А уверен ли Сиррах, что ни одна из девиц не является искомым оборотнем? Хамал был настроен решительно. Уверенным он может быть только в отношении самого себя, Мормо-вампира, вервольфа-Нергала, покойницы-лярвы Лили да Виллигута, колдуна-содомита. Все остальные, уж извините, включая и вас, господа, - под подозрением. Эммануэль улыбался. Риммон, вначале замерший с полуоткрытым ртом, вскоре откинулся в кресле и задумался. Морис де Невер уставился в пол и молчал.
- Вампира и вервольфа... - тихо прошептал Риммон, почесывая переносицу. Его не очень-то изумило это сообщение. Было ясно, что нечто ещё раньше натолкнуло его на подозрения о том же... Сообщение же о Лили и вовсе его не задело. Что-что, а в этом он и сам не сомневался ни минуты. Но вскоре в нём проступило и смутное недоверие.
- Постойте... Но я слышал, все эти вампиры терпеть не могут чеснок...
- Ну, и что?
- А Мормо обожает баранину под чесночным соусом...
Хамал усмехнулся.
- Вампиры - мертвецы, а Мормо жив и наделён прекрасным аппетитом. У него склонности вампира, он может обернуться нетопырём, но никаким чесноком вы его не отпугнёте. Скорее, этим покажите, что его суть вам известна и разозлите. А злить дорогушу-Августа опасно.
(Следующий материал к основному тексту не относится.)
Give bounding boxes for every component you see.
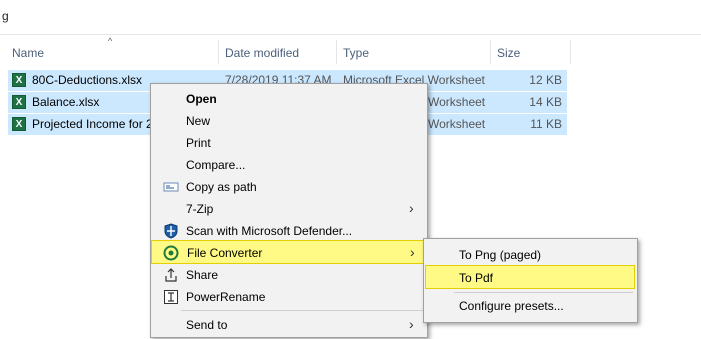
file-name: Balance.xlsx [32,95,100,109]
copy-path-icon [163,182,179,192]
address-bar[interactable]: g [0,0,701,35]
column-header-name[interactable]: Name [12,46,44,60]
menu-item-label: Configure presets... [459,299,564,313]
excel-file-icon: X [12,95,26,109]
file-size: 11 KB [530,117,562,131]
menu-item-label: Share [186,268,219,282]
file-size: 14 KB [529,95,562,109]
column-divider[interactable] [218,40,219,64]
menu-separator [454,292,633,293]
submenu-item-to-png[interactable]: To Png (paged) [426,244,635,266]
menu-item-label: New [186,114,211,128]
menu-item-label: Send to [186,318,228,332]
file-converter-submenu: To Png (paged) To Pdf Configure presets.… [423,238,638,323]
file-type: Worksheet [428,117,486,131]
menu-item-label: Copy as path [186,180,257,194]
address-path-text: g [2,9,9,23]
column-header-row: ^ Name Date modified Type Size [0,36,701,66]
powerrename-icon [164,290,178,304]
menu-item-label: Compare... [186,158,246,172]
menu-item-7zip[interactable]: 7-Zip › [153,198,425,220]
column-divider[interactable] [336,40,337,64]
menu-item-label: PowerRename [186,290,266,304]
submenu-item-configure-presets[interactable]: Configure presets... [426,295,635,317]
column-header-size[interactable]: Size [497,46,520,60]
menu-item-label: To Png (paged) [459,248,542,262]
file-type: Worksheet [428,95,486,109]
file-converter-icon [163,245,179,261]
menu-item-label: To Pdf [459,271,494,285]
menu-item-label: Scan with Microsoft Defender... [186,224,353,238]
file-name: 80C-Deductions.xlsx [32,73,143,87]
context-menu: Open New Print Compare... Copy as path 7… [150,83,428,338]
menu-item-compare[interactable]: Compare... [153,154,425,176]
file-size: 12 KB [529,73,562,87]
menu-item-file-converter[interactable]: File Converter › [151,240,424,264]
file-name: Projected Income for 2 [32,117,153,131]
menu-item-new[interactable]: New [153,110,425,132]
menu-item-label: 7-Zip [186,202,214,216]
share-icon [165,268,177,282]
column-header-type[interactable]: Type [343,46,369,60]
menu-item-copy-as-path[interactable]: Copy as path [153,176,425,198]
column-header-date[interactable]: Date modified [225,46,299,60]
excel-file-icon: X [12,117,26,131]
column-divider[interactable] [570,40,571,64]
chevron-right-icon: › [409,200,414,216]
menu-item-print[interactable]: Print [153,132,425,154]
chevron-right-icon: › [409,316,414,332]
menu-item-label: Open [186,92,217,106]
menu-separator [181,310,423,311]
menu-item-send-to[interactable]: Send to › [153,314,425,336]
menu-item-share[interactable]: Share [153,264,425,286]
menu-item-label: Print [186,136,211,150]
chevron-right-icon: › [410,244,415,260]
menu-item-open[interactable]: Open [153,88,425,110]
menu-item-label: File Converter [187,246,263,260]
menu-item-scan-defender[interactable]: Scan with Microsoft Defender... [153,220,425,242]
excel-file-icon: X [12,73,26,87]
menu-item-powerrename[interactable]: PowerRename [153,286,425,308]
column-divider[interactable] [490,40,491,64]
defender-shield-icon [164,223,178,239]
sort-ascending-icon: ^ [108,36,113,46]
submenu-item-to-pdf[interactable]: To Pdf [425,265,635,289]
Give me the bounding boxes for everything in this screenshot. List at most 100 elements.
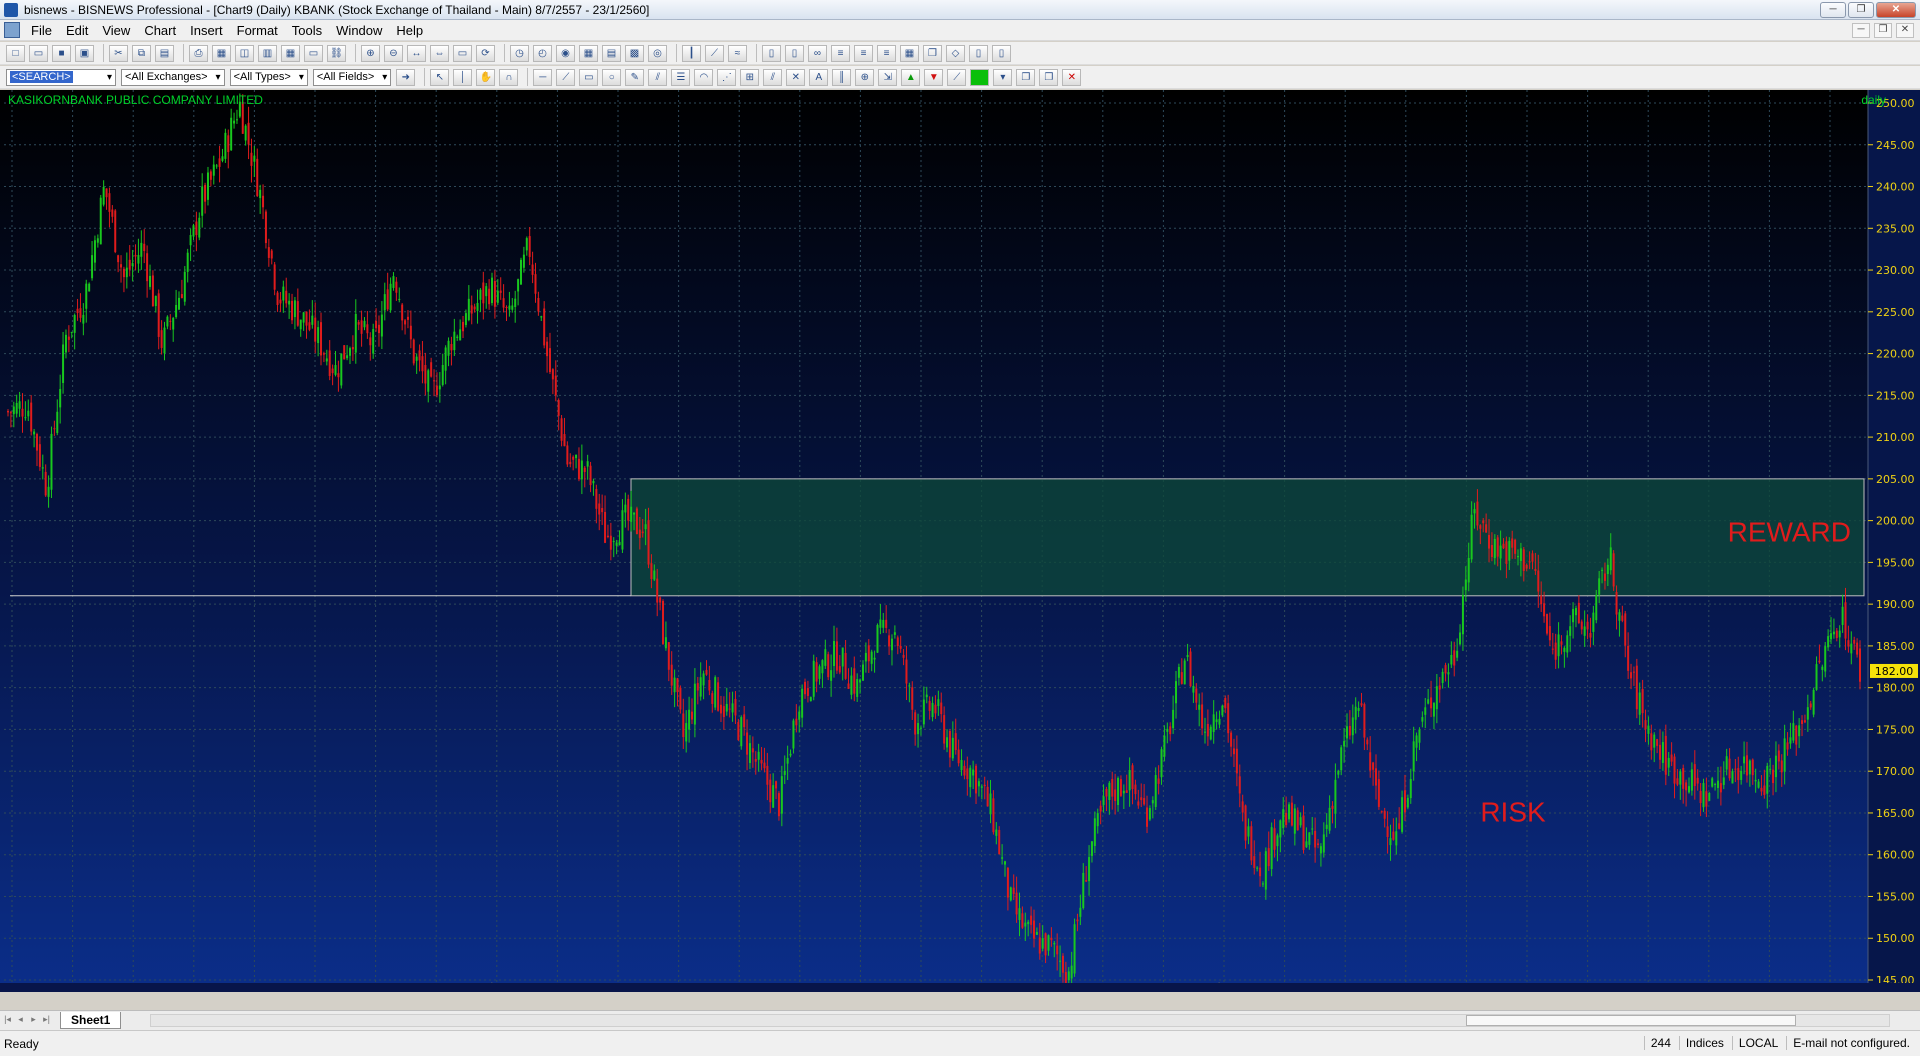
hand-icon[interactable]: ✋ <box>476 68 496 86</box>
sheet-icon[interactable]: ▤ <box>602 44 621 62</box>
fields-select[interactable]: <All Fields> <box>312 68 392 86</box>
prev-sheet-icon[interactable]: ◂ <box>15 1014 26 1027</box>
minimize-icon[interactable]: ─ <box>1820 2 1846 18</box>
grid-red-icon[interactable]: ▩ <box>625 44 644 62</box>
color-dropdown-icon[interactable]: ▾ <box>993 68 1013 86</box>
measure-icon[interactable]: ⇲ <box>878 68 898 86</box>
monitor-icon[interactable]: ▭ <box>304 44 323 62</box>
page-next-icon[interactable]: ▯ <box>992 44 1011 62</box>
arrow-up-icon[interactable]: ▲ <box>901 68 921 86</box>
target-cross-icon[interactable]: ⊕ <box>855 68 875 86</box>
cascade-icon[interactable]: ❐ <box>923 44 942 62</box>
menu-chart[interactable]: Chart <box>137 23 183 38</box>
types-select[interactable]: <All Types> <box>229 68 308 86</box>
document-icon[interactable] <box>4 22 20 38</box>
close-icon[interactable]: ✕ <box>1876 2 1916 18</box>
doc-icon[interactable]: ▯ <box>762 44 781 62</box>
crosshair-icon[interactable]: │ <box>453 68 473 86</box>
menu-insert[interactable]: Insert <box>183 23 230 38</box>
align-left-icon[interactable]: ≡ <box>831 44 850 62</box>
grid-icon[interactable]: ▦ <box>281 44 300 62</box>
chart-window-icon[interactable]: ◫ <box>235 44 254 62</box>
cut-icon[interactable]: ✂ <box>109 44 128 62</box>
go-icon[interactable]: ➜ <box>396 68 416 86</box>
horizontal-line-icon[interactable]: ─ <box>533 68 553 86</box>
print-icon[interactable]: ⎙ <box>189 44 208 62</box>
horizontal-scrollbar[interactable] <box>150 1014 1890 1027</box>
open-icon[interactable]: ▭ <box>29 44 48 62</box>
channel-icon[interactable]: ⫽ <box>763 68 783 86</box>
pencil-icon[interactable]: ✎ <box>625 68 645 86</box>
sheet-tab[interactable]: Sheet1 <box>60 1012 122 1029</box>
fibonacci-icon[interactable]: ☰ <box>671 68 691 86</box>
maximize-icon[interactable]: ❐ <box>1848 2 1874 18</box>
gann-fan-icon[interactable]: ⋰ <box>717 68 737 86</box>
indicator-icon[interactable]: ◉ <box>556 44 575 62</box>
menu-window[interactable]: Window <box>329 23 389 38</box>
compare-icon[interactable]: ≈ <box>728 44 747 62</box>
pointer-icon[interactable]: ↖ <box>430 68 450 86</box>
menu-view[interactable]: View <box>95 23 137 38</box>
chart-canvas[interactable]: '14ส.ค.ก.ย.ต.ค.พ.ย.ธ.ค.'15ก.พ.มี.ค.เม.ย.… <box>0 90 1920 992</box>
mdi-minimize-icon[interactable]: ─ <box>1852 23 1870 38</box>
menu-format[interactable]: Format <box>230 23 285 38</box>
exchanges-select[interactable]: <All Exchanges> <box>121 68 225 86</box>
align-right-icon[interactable]: ≡ <box>877 44 896 62</box>
save-icon[interactable]: ■ <box>52 44 71 62</box>
menu-edit[interactable]: Edit <box>59 23 95 38</box>
trendline-icon[interactable]: ⟋ <box>556 68 576 86</box>
zoom-out-icon[interactable]: ⊖ <box>384 44 403 62</box>
parallel-lines-icon[interactable]: ⫽ <box>648 68 668 86</box>
delete-drawings-icon[interactable]: ✕ <box>1062 68 1082 86</box>
first-sheet-icon[interactable]: |◂ <box>2 1014 13 1027</box>
text-icon[interactable]: A <box>809 68 829 86</box>
zoom-in-icon[interactable]: ⊕ <box>361 44 380 62</box>
align-center-icon[interactable]: ≡ <box>854 44 873 62</box>
color-picker-icon[interactable] <box>970 68 990 86</box>
snapshot-icon[interactable]: ▭ <box>453 44 472 62</box>
eraser-icon[interactable]: ◇ <box>946 44 965 62</box>
menu-help[interactable]: Help <box>389 23 430 38</box>
layers-icon[interactable]: ❐ <box>1016 68 1036 86</box>
copy-icon[interactable]: ⧉ <box>132 44 151 62</box>
line-chart-icon[interactable]: ⟋ <box>705 44 724 62</box>
target-icon[interactable]: ◎ <box>648 44 667 62</box>
fit-icon[interactable]: ↔ <box>407 44 426 62</box>
scrollbar-thumb[interactable] <box>1466 1015 1796 1026</box>
price-chart[interactable]: '14ส.ค.ก.ย.ต.ค.พ.ย.ธ.ค.'15ก.พ.มี.ค.เม.ย.… <box>0 90 1920 992</box>
ellipse-icon[interactable]: ○ <box>602 68 622 86</box>
last-sheet-icon[interactable]: ▸| <box>41 1014 52 1027</box>
page-icon[interactable]: ▯ <box>969 44 988 62</box>
vertical-lines-icon[interactable]: ║ <box>832 68 852 86</box>
scroll-icon[interactable]: ⇔ <box>430 44 449 62</box>
print-preview-icon[interactable]: ▦ <box>212 44 231 62</box>
cycle-icon[interactable]: ✕ <box>786 68 806 86</box>
save-all-icon[interactable]: ▣ <box>75 44 94 62</box>
candle-body-up <box>1792 723 1795 741</box>
menu-file[interactable]: File <box>24 23 59 38</box>
tile-icon[interactable]: ▦ <box>900 44 919 62</box>
layers-down-icon[interactable]: ❐ <box>1039 68 1059 86</box>
layout-icon[interactable]: ▥ <box>258 44 277 62</box>
binoculars-icon[interactable]: ∞ <box>808 44 827 62</box>
rectangle-icon[interactable]: ▭ <box>579 68 599 86</box>
symbol-search-input[interactable]: <SEARCH> <box>6 68 116 86</box>
mdi-restore-icon[interactable]: ❐ <box>1874 23 1892 38</box>
mdi-close-icon[interactable]: ✕ <box>1896 23 1914 38</box>
pattern-icon[interactable]: ⊞ <box>740 68 760 86</box>
paste-icon[interactable]: ▤ <box>155 44 174 62</box>
arrow-down-icon[interactable]: ▼ <box>924 68 944 86</box>
link-icon[interactable]: ⛓ <box>327 44 346 62</box>
doc-copy-icon[interactable]: ▯ <box>785 44 804 62</box>
clock-icon[interactable]: ◷ <box>510 44 529 62</box>
next-sheet-icon[interactable]: ▸ <box>28 1014 39 1027</box>
candle-style-icon[interactable]: ┃ <box>682 44 701 62</box>
magnet-icon[interactable]: ∩ <box>499 68 519 86</box>
arc-icon[interactable]: ◠ <box>694 68 714 86</box>
period-icon[interactable]: ◴ <box>533 44 552 62</box>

Натура там глубокая... Не делайте ничего, ведите себя, как обычно.
- Вот пакость...
Хамал неожиданно напрягся.
- Невер?! Вы о чём это?
Морис вздрогнул и потёр лоб рукой. Он задумался об этом ещё у себя в имении, а сейчас слова Хамала просто вдруг осветили такую-то часть его внутренних потаённых знаний, в которых он не отдавал отчёта даже самому себе.
- 'Все развратились и непотребны были...' - еле слышно проговорил он. - Вы видели пятно на лице Мормо, Хамал? - Гиллель кивнул. - Такое же было у Виллигута, на локте. У Хеллы Митгарт оно на шее, где яремная вена. Такое же было на груди Лили, - он брезгливо поморщился. - В общей бане я видел такое же на плече Нергала, на бедре у Митгарта, у Риммона в районе седьмого ребра. И у вас, Хамал, на запястье, - Гиллель отодвинул манжет и посмотрел на руку. - И, что удивительно, форма - подковы - у всех одинакова. Или копыта дьяволова, Бог его знает... У себя я такого не видел, но когда избили Эммануэля, на его спине, у правой лопатки я опять увидел такое же пятно. Это натолкнуло меня на мысль...
- Ясно. Вы нашли пятно и у себя? Я, кажется, даже помню, где...
- Угу. Я его там и обнаружил. - Морис почесал нос, а Хамал усмехнулся. - Пришлось смотреть в карманное зеркало, стоя нагишом перед трюмо. Да, там оно и оказалось.
- И что это может значить?
- Не знаю, - Невер сегодня явно изумлял Хамала, то и дело останавливавшего на нём взгляд своих внимательных недоумевающих глаз, - но мне кажется, что все мы в той или иной мере... оборотни.
В гостиной повисло гнетущее, тягостное молчание. Первым пришёл в себя Сиррах.
- ... Вздор, Невер! Чтобы девушки, или Ригель, или я? Не умею я ни в кого превращаться!! Вздор это всё. - Риммон был просто шокирован. Помолчав несколько мгновений, он добавил тише, - в любом случае, если оборотень и есть - он всего только один...- он неожиданно осёкся.
- Эрна? - Хамал наклонился над Риммоном. Его глаза странно блеснули. Он и сам знал это, но предпочитал не распространяться. - Почему вы о ней вдруг вспомнили?
Риммон восторженно поглядел на Гиллеля.
- Действительно мысли читает...
- Риммон, умоляю вас, сейчас не до пустяков!
-Ладно-ладно. Я просто вспомнил, что когда мы с Эстель и Симоной обыскивали комнату Лили, вдруг появилась Эрна...
- Ну и что?
- А ничего. Просто, когда Эстель меня позвала, и я понял, что они хотят, я наружную дверь в их гостиную запер. Запер и засов задвинул. Она, что, сквозь стену прошла? - Хамал и Невер ничуть не удивились сообщению, но Эммануэль недоумённо взглянул на Сирраха, - а Митгарт? - неожиданно спохватился Риммон. - Я своими ушами слышал пистолетный выстрел в его комнате на Рождество. Сказал, вешалка упала. Как будто я не отличу звук падения вешалки от выстрела... И мой Рантье, как увидит его или Нергала, захлебывается лаем, аж шерсть искрит на загривке! С чего бы это?